WASHINGTON: Donald Trump a menacé de bombarder l'Iran "bien plus durement" si le pays répliquait aux frappes menées mardi par l'armée américaine, qu'il a qualifiées de "puissantes".

"Si la nation en faillite qu'est l'Iran riposte à cette attaque parfaitement justifiée, elle sera de nouveau frappée, bien plus durement", a écrit le président américain sur son réseau Truth Social.

Pour sa part, le Commandement militaire américain pour le Moyen-Orient (Centcom) a annoncé mardi avoir déclenché de nouvelles frappes contre l'Iran, dans une courte déclaration publiée sur le réseau X.

"Aujourd'hui à 12h00 (16h00 GMT), les forces américaines ont commencé à frapper des cibles des Gardiens de la révolution en Iran", a indiqué le Centcom, disant répondre "à de récentes attaques des Gardiens de la révolution contre la navigation commerciale dans le détroit d'Ormuz et contre des militaires américains déployés dans la région."

La télévision d'Etat iranienne a fait état de plusieurs explosions entendues dans le sud du pays, près de Bandar Abbas et de l'île de Qeshm, à proximité du détroit d'Ormuz, passage stratégique pour le commerce de pétrole, où le trafic maritime a considérablement baissé après le déclenchement de la guerre au Moyen-Orient le 28 février.

Les Etats-Unis avaient mené dimanche des frappes, les premières en un mois, contre des lanceurs situés sur une île iranienne.

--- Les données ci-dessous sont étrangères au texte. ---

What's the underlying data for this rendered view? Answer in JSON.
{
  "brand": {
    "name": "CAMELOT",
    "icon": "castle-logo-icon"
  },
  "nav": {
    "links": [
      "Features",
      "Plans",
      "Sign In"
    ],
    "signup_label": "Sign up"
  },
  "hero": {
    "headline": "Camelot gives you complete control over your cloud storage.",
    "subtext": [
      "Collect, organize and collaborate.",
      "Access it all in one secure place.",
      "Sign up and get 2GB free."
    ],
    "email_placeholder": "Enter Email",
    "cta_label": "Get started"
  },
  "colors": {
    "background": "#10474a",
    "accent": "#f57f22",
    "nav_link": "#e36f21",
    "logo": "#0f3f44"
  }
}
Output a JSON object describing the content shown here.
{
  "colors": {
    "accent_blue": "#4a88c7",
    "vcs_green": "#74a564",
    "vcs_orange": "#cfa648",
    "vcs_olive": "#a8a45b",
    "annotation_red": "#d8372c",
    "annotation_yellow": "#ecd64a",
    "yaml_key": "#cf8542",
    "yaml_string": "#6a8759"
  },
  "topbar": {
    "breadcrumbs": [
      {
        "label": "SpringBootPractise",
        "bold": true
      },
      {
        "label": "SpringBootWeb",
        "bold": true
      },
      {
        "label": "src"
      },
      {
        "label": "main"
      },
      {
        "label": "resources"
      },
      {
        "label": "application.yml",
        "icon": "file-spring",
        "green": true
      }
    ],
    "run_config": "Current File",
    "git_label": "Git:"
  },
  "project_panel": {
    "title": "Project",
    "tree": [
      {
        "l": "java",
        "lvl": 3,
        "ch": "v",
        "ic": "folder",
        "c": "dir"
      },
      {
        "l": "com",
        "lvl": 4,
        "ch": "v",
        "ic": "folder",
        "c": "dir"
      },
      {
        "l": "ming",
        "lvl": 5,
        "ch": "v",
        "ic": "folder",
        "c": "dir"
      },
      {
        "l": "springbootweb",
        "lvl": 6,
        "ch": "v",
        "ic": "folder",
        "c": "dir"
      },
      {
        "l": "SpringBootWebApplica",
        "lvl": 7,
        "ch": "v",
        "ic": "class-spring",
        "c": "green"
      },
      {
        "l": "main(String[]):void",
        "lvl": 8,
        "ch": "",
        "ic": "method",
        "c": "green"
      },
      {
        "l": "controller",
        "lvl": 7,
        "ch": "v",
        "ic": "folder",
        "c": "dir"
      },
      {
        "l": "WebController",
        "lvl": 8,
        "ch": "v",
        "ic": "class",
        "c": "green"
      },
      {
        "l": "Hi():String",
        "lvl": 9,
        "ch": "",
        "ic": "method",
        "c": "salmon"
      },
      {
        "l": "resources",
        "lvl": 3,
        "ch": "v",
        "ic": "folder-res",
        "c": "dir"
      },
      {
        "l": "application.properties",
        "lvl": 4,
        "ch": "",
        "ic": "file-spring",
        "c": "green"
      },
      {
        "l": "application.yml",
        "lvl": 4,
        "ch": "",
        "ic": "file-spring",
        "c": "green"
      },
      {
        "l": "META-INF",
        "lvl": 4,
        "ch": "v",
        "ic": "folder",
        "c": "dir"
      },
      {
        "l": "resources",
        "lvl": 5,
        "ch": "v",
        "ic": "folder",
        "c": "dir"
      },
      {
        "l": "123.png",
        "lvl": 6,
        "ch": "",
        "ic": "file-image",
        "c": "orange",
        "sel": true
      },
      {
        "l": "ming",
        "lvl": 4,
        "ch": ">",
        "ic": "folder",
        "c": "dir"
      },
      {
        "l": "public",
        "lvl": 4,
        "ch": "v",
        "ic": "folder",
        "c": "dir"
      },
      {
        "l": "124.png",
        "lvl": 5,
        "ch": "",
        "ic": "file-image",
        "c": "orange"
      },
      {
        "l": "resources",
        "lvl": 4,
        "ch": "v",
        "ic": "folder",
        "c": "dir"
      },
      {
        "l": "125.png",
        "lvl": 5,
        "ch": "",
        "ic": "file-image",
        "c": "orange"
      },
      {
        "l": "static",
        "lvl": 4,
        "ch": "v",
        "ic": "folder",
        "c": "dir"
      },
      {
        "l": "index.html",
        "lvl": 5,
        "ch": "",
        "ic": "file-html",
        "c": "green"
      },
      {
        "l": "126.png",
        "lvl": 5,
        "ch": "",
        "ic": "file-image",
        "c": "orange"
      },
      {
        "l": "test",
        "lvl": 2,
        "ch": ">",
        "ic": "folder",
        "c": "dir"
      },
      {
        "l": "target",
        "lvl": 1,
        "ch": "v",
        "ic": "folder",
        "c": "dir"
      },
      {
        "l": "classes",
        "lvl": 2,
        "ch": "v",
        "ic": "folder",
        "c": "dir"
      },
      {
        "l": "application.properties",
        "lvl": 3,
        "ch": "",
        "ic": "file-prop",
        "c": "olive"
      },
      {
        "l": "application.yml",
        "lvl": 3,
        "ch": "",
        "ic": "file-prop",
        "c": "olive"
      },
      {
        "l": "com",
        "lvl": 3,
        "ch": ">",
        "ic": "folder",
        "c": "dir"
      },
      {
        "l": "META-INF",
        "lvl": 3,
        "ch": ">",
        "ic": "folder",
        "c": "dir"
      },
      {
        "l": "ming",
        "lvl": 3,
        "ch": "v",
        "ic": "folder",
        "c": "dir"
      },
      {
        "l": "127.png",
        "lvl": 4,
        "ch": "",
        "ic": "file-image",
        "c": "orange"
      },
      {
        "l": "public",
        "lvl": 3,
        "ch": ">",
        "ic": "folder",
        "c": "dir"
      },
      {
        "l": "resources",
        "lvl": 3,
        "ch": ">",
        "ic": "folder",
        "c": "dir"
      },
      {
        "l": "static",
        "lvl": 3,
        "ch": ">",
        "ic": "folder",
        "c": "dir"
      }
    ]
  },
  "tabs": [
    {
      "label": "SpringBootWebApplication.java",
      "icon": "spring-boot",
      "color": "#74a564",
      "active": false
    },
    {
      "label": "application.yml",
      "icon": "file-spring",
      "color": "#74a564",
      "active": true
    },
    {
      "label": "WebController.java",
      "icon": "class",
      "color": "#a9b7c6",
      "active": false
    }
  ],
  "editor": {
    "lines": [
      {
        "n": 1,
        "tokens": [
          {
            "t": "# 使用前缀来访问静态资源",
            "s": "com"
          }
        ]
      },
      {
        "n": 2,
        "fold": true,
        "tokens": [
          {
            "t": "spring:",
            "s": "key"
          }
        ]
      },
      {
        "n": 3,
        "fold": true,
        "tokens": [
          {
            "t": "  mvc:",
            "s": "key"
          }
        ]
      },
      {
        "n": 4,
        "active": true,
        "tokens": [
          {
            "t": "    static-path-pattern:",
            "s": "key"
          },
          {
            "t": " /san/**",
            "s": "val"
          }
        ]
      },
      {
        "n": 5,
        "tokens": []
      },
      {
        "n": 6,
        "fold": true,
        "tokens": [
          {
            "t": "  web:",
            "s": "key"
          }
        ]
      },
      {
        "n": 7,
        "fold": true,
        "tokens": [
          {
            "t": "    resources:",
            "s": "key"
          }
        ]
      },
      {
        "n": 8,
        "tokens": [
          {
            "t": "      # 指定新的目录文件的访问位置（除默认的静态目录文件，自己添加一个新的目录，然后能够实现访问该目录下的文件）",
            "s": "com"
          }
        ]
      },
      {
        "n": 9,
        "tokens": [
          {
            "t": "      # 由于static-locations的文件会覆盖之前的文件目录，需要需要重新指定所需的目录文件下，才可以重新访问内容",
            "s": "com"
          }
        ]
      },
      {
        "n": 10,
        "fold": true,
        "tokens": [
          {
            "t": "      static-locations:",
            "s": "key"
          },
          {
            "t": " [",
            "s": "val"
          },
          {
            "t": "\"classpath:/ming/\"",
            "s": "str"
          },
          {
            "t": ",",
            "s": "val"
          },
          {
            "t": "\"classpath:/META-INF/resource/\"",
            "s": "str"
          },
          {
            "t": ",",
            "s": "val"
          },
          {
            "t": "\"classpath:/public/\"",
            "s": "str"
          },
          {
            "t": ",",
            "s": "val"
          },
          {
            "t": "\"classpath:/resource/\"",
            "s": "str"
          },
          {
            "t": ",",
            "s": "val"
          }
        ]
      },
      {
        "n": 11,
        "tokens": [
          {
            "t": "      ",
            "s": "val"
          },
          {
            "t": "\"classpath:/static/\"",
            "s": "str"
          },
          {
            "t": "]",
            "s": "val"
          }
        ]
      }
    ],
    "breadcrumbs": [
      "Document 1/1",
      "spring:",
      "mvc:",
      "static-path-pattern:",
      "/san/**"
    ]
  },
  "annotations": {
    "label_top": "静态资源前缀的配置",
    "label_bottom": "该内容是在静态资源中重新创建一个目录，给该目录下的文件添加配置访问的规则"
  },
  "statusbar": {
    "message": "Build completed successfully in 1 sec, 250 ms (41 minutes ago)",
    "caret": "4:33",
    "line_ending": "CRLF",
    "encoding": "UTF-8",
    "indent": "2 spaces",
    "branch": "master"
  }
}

L'Iran avait riposté en attaquant au moyen de missiles et de drones des cibles américaines en Jordanie et aux Emirats arabes unis, tout en affirmant par la voix de son président Massoud Pezeshkian ne pas vouloir la poursuite de la guerre.

Le président américain Donald Trump avait promis de répondre à ces représailles, mais semble avoir écarté pour l'instant la reprise d'une opération militaire massive contre l'Iran.

Washington a par ailleurs promis une campagne d'"asphyxie" économique de l'Iran, dont les contours et les cibles restent à préciser.